In no other country has the great writer received such adulation or the lesser one such respect. To write in France is to make a stake for glory, and ”la gloire” can be a very heady affair since they are often regarded as the conscience of their country. The French do not have to read their poets in order to adore them.
The French look to their writers as other people’s look t their religious leaders, statesmen or captains of industry. The word that best defines the French writer’s role is ”moralist”, by which is meant something much deeper than the qualities we normally attach to it. By moralist, the French mean the person who has a moral vision, who sees into the nature of existence, defines the human situation, gives form to it, and offers, at the great of the spirit, alternatives, bridges, and transcendencies. In one way or another, however explicitly they may reject such a role, however self-contained is their commitment or purely aesthetic their engagement, all important French writers, have been moralists of this kind.
It is the degree to which a writer has been able to transcend their times that their judgements on them are respected; a paradox that reveals how thoroughly the French dispense with our distinction between the practical and the visionary. It is not too much to say that in the long run France receives her most utilitarian lessons from her classic novels, plays and poems.
Voltaire in the Calas case or Zola in the Dreyfus affair would scarcely have accomplished much had not their indignation and demand for justice have been given resonance and majesty by their immense prestige as creators. In this sense the direct effect that great writers have upon French issues is like an overflow from their nontopical work; when they speak out, it is with a voice strengthened by a proprietary concern with permanent values and echoing like the conscience of the people themselves.
Hugo was certainly indulging his taste for egoistic bombast when, from his refuge in Brussels, he told a correspondent, ”It is not I sir, who have been outlawed, but liberty; it is not I who have been exiled, but France.” But at the same time he was telling the French people what most of them wished to have said about their situation under Louis Napoleon and what they were more than willing to accod Hugo the right to say.

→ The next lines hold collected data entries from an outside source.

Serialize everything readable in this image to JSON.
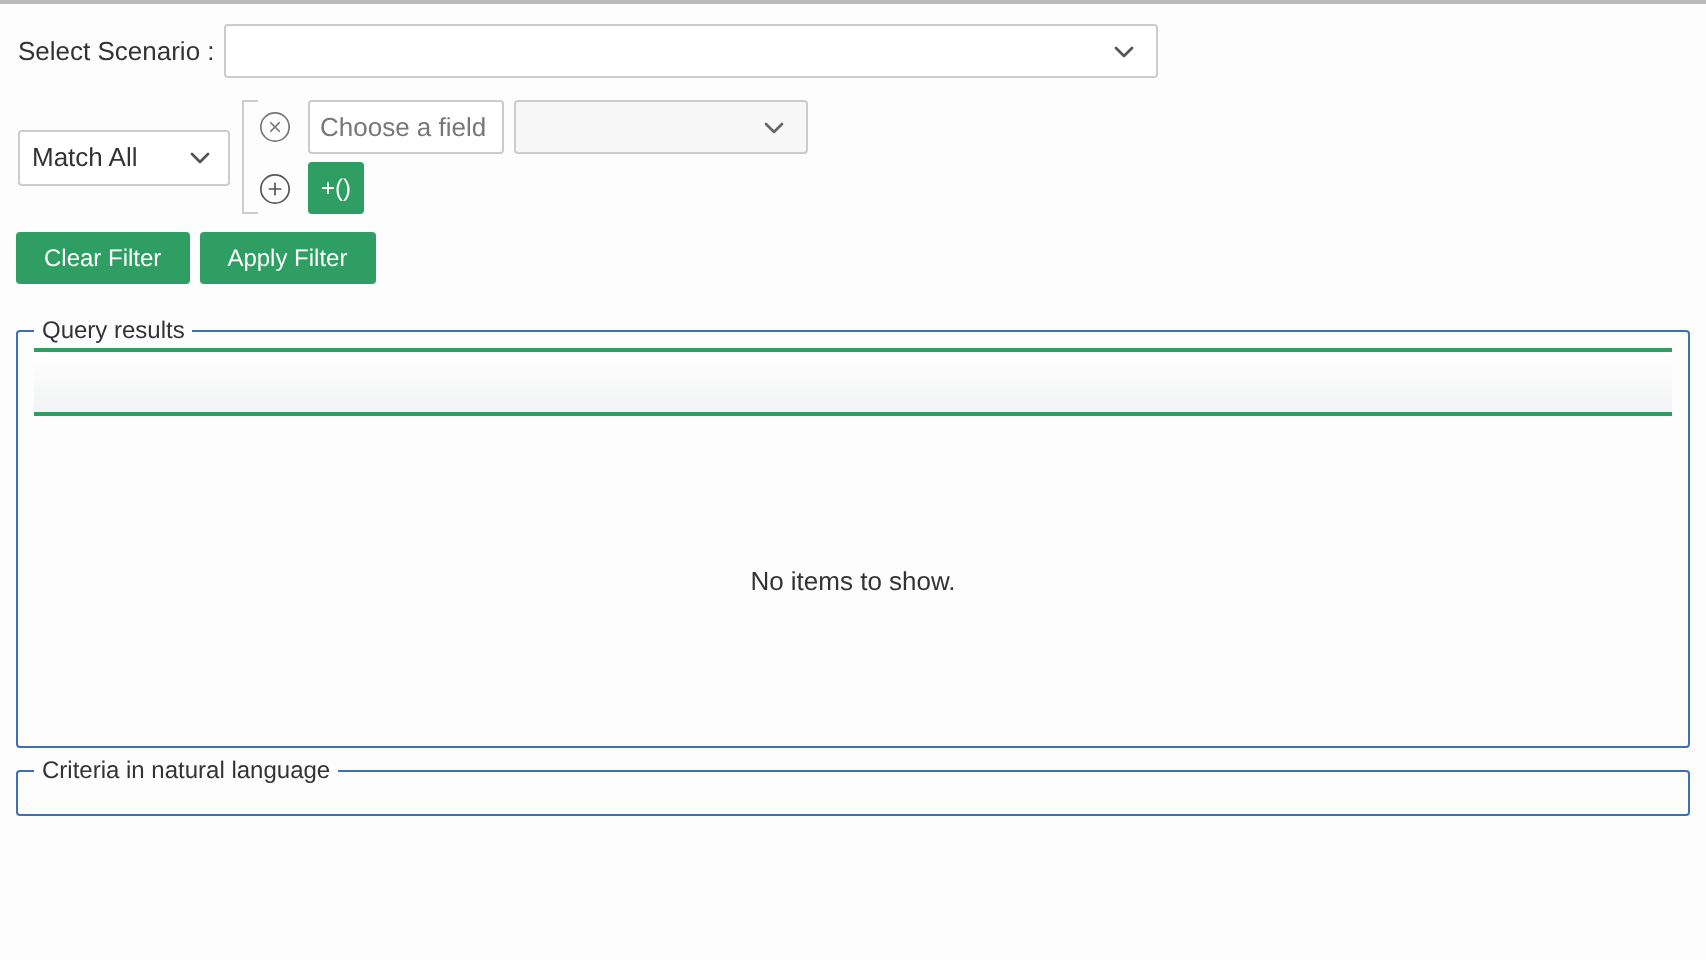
{
  "scenario": {
    "label": "Select Scenario :"
  },
  "filter": {
    "match": "Match All",
    "field_placeholder": "Choose a field",
    "group_button": "+()"
  },
  "buttons": [
    "Clear Filter",
    "Apply Filter"
  ],
  "query_results": {
    "legend": "Query results",
    "empty_text": "No items to show."
  },
  "criteria": {
    "legend": "Criteria in natural language"
  }
}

In the same way, when Gide published the journals of his travels in the Congo in the late twenties, he acted as the conscience of France. It was his stature as an artist that made it impossible for the government to ignore the charges he brought against the colonial administration, or, more accurately, against the great concessionary companies which Gide found exploiting and abusing the natives they employed and which the administration was unable or unwilling to control. The reforms set in motion, at least in part by Gide’s accusations, provide a not untypical illustration of the power of literature in France to pierce the hide of officialdom and bring about changes in the structure and exercise of authority.
Francois Mauriac was another man whose eminence as a writer gave edge and forcefulness to his critiques of national policy as they impinged upon moral issues. A case in point was his newspaper writings on the brutality on the part of the French army in Algeria and an earlier affair of a soldier sentenced to five years in solitary confinement for distributing leaflets protesting the war in Indochina.